Over the past several months my wife and I have been teaching our 15-year-old daughter to drive a car in preparation for her drivers license test. I might flatter myself into thinking this is old hat for me after teaching her older brothers to drive. But what I have painfully discovered is that I have become lazy in my adherence to many of the basic driving rules. As my daughter so quickly points out, I often fail to signal; I exceed speed limits; I fail to come to a complete stop at deserted intersections; I frequently drive with only one hand on the steering wheel; and I don't always look over my shoulder when changing lanes.
My actions could be passed off as minor infractions that don't really apply to me as an experienced adult, but that would be a gross lie.
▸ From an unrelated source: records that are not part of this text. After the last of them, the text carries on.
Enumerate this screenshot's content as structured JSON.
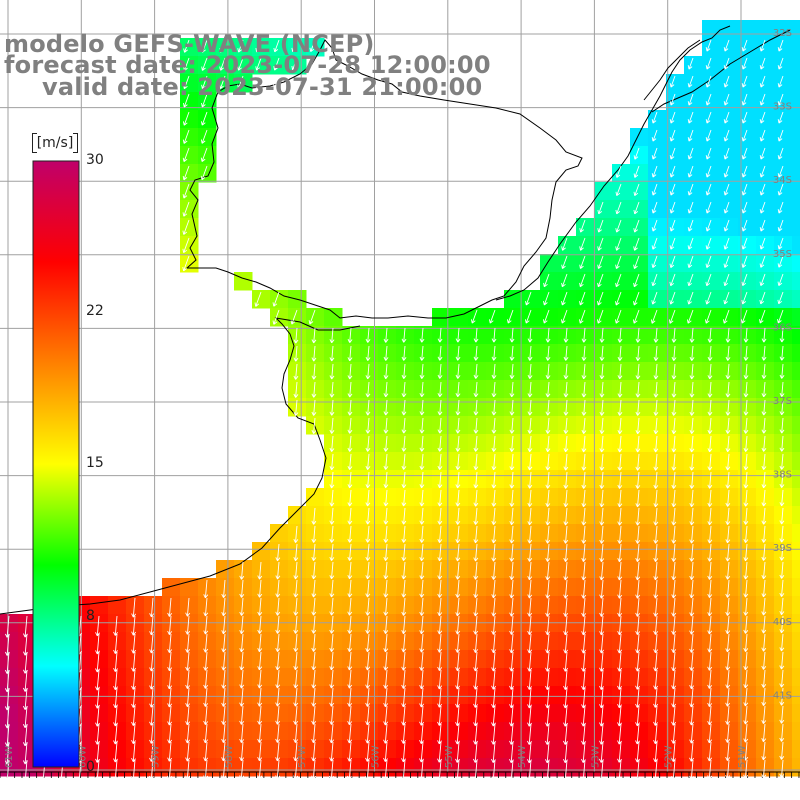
{
  "title": {
    "line1": "modelo GEFS-WAVE (NCEP)",
    "line2": "forecast date: 2023-07-28 12:00:00",
    "line3": "valid date: 2023-07-31 21:00:00"
  },
  "colorbar": {
    "unit": "[m/s]",
    "ticks": [
      "30",
      "22",
      "15",
      "8",
      "0"
    ],
    "stops": [
      "#0000ff",
      "#00ffff",
      "#00ff00",
      "#ffff00",
      "#ff8000",
      "#ff0000",
      "#c0006a"
    ]
  },
  "lat_labels": [
    "32S",
    "33S",
    "34S",
    "35S",
    "36S",
    "37S",
    "38S",
    "39S",
    "40S",
    "41S"
  ],
  "lon_labels": [
    "61W",
    "60W",
    "59W",
    "58W",
    "57W",
    "56W",
    "55W",
    "54W",
    "53W",
    "52W",
    "51W"
  ],
  "colors": {
    "land": "#ffffff",
    "coast": "#000000",
    "grid": "#a0a0a0",
    "arrow": "#ffffff",
    "label": "#808080"
  }
}
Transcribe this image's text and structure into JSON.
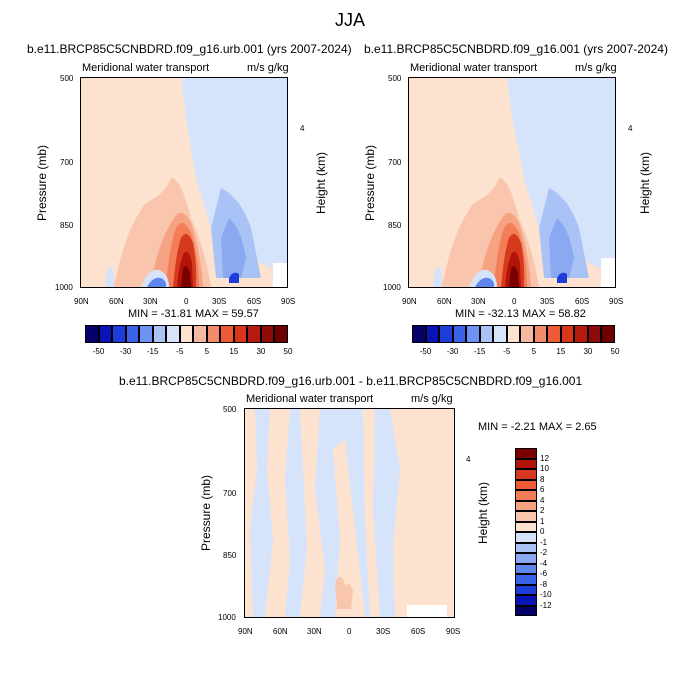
{
  "title": "JJA",
  "xticks": [
    "90N",
    "60N",
    "30N",
    "0",
    "30S",
    "60S",
    "90S"
  ],
  "pticks": [
    "500",
    "700",
    "850",
    "1000"
  ],
  "height_tick": "4",
  "ylabel": "Pressure (mb)",
  "right_label": "Height (km)",
  "left_text": "Meridional water transport",
  "right_text": "m/s g/kg",
  "panels": [
    {
      "title": "b.e11.BRCP85C5CNBDRD.f09_g16.urb.001 (yrs 2007-2024)",
      "stats": "MIN = -31.81  MAX =  59.57"
    },
    {
      "title": "b.e11.BRCP85C5CNBDRD.f09_g16.001 (yrs 2007-2024)",
      "stats": "MIN = -32.13  MAX =  58.82"
    },
    {
      "title": "b.e11.BRCP85C5CNBDRD.f09_g16.urb.001 - b.e11.BRCP85C5CNBDRD.f09_g16.001",
      "stats": "MIN =  -2.21  MAX =   2.65"
    }
  ],
  "colorbar_top": {
    "labels": [
      "-50",
      "-30",
      "-15",
      "-5",
      "5",
      "15",
      "30",
      "50"
    ],
    "colors": [
      "#05006a",
      "#0a13b6",
      "#1e3cd9",
      "#3a63ea",
      "#6c92f3",
      "#a9c3f6",
      "#d5e3fb",
      "#fde3cf",
      "#f7b8a0",
      "#f38c6a",
      "#ec5a36",
      "#d9361b",
      "#b81b0d",
      "#8e0b07",
      "#6d0000"
    ]
  },
  "colorbar_diff": {
    "labels": [
      "12",
      "10",
      "8",
      "6",
      "4",
      "2",
      "1",
      "0",
      "-1",
      "-2",
      "-4",
      "-6",
      "-8",
      "-10",
      "-12"
    ],
    "colors": [
      "#7a0000",
      "#b3140a",
      "#d63a1e",
      "#ec5b36",
      "#f27d57",
      "#f6a383",
      "#f9c6ad",
      "#fde3cf",
      "#d5e3fb",
      "#a9c3f6",
      "#8aa9f1",
      "#5f86ec",
      "#3a63ea",
      "#1e3cd9",
      "#0a13b6",
      "#05006a"
    ]
  },
  "chart_data": [
    {
      "type": "heatmap",
      "title": "b.e11.BRCP85C5CNBDRD.f09_g16.urb.001 (yrs 2007-2024)",
      "subtitle_left": "Meridional water transport",
      "subtitle_right": "m/s g/kg",
      "xlabel": "",
      "ylabel": "Pressure (mb)",
      "y2label": "Height (km)",
      "x_ticks": [
        "90N",
        "60N",
        "30N",
        "0",
        "30S",
        "60S",
        "90S"
      ],
      "y_ticks": [
        500,
        700,
        850,
        1000
      ],
      "min": -31.81,
      "max": 59.57
    },
    {
      "type": "heatmap",
      "title": "b.e11.BRCP85C5CNBDRD.f09_g16.001 (yrs 2007-2024)",
      "subtitle_left": "Meridional water transport",
      "subtitle_right": "m/s g/kg",
      "xlabel": "",
      "ylabel": "Pressure (mb)",
      "y2label": "Height (km)",
      "x_ticks": [
        "90N",
        "60N",
        "30N",
        "0",
        "30S",
        "60S",
        "90S"
      ],
      "y_ticks": [
        500,
        700,
        850,
        1000
      ],
      "min": -32.13,
      "max": 58.82
    },
    {
      "type": "heatmap",
      "title": "b.e11.BRCP85C5CNBDRD.f09_g16.urb.001 - b.e11.BRCP85C5CNBDRD.f09_g16.001",
      "subtitle_left": "Meridional water transport",
      "subtitle_right": "m/s g/kg",
      "xlabel": "",
      "ylabel": "Pressure (mb)",
      "y2label": "Height (km)",
      "x_ticks": [
        "90N",
        "60N",
        "30N",
        "0",
        "30S",
        "60S",
        "90S"
      ],
      "y_ticks": [
        500,
        700,
        850,
        1000
      ],
      "min": -2.21,
      "max": 2.65
    }
  ]
}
The truth is, any one of these safe-driving rules could save my life, and more sobering, the lives of my family. My diligence in obeying the rules of the road are indeed a matter of life and death that should never be treated casually. Thanks to my daughter, I am working at being a better driver.
As parents and grandparents, we must not forget the power of our examples.
Unfortunately, we sometimes become hypocrites in serious matters that could lead to disastrous results.
Perhaps one of the most dangerous behaviors displayed in front of our children is careless, irresponsible drinking during holidays like New Year's Eve.
Mothers Against Drunk Driving reported that one person dies every half hour in the U.S. due to alcohol-related traffic accidents. Of the more than 42,000 accidents reported in 2003, 40 percent involved alcohol. More than 1,700 of these accidents occurred on holidays like New Year's Eve.
Here in Arizona, 470 people were killed last year in alcohol-related deaths.
Every New Year's Eve countless adults set out for an evening of drinking alcohol and, in essence, tell our children: "This is how you have a good time -- by drinking yourself stupid."
It's no wonder so many of our children in middle and high schools so readily accept alcohol at parties and behind their parents' backs. Their mothers and fathers may be telling them about the dangers of alcohol, but too many are showing them something completely different.
I think it's a shame that we preach to our children about underage drinking, when in fact there are many adults who cannot control themselves, and place innocent children and adults at risk through of their irresponsible behavior.
I will never forget being called to the hospital to visit a little girl who was tucked in her bed fast asleep when a drunk driver ran his car through the side of her house.
This year I respectfully issue a challenge to anyone -- parents, teachers or grandparents -- who have children who look up to them. Celebrate New Year's Eve without alcohol. Show our children that you do not need a controlled substance to have fun or enjoy a holiday with friends and family.
Your example is the most powerful lesson you will ever teach them.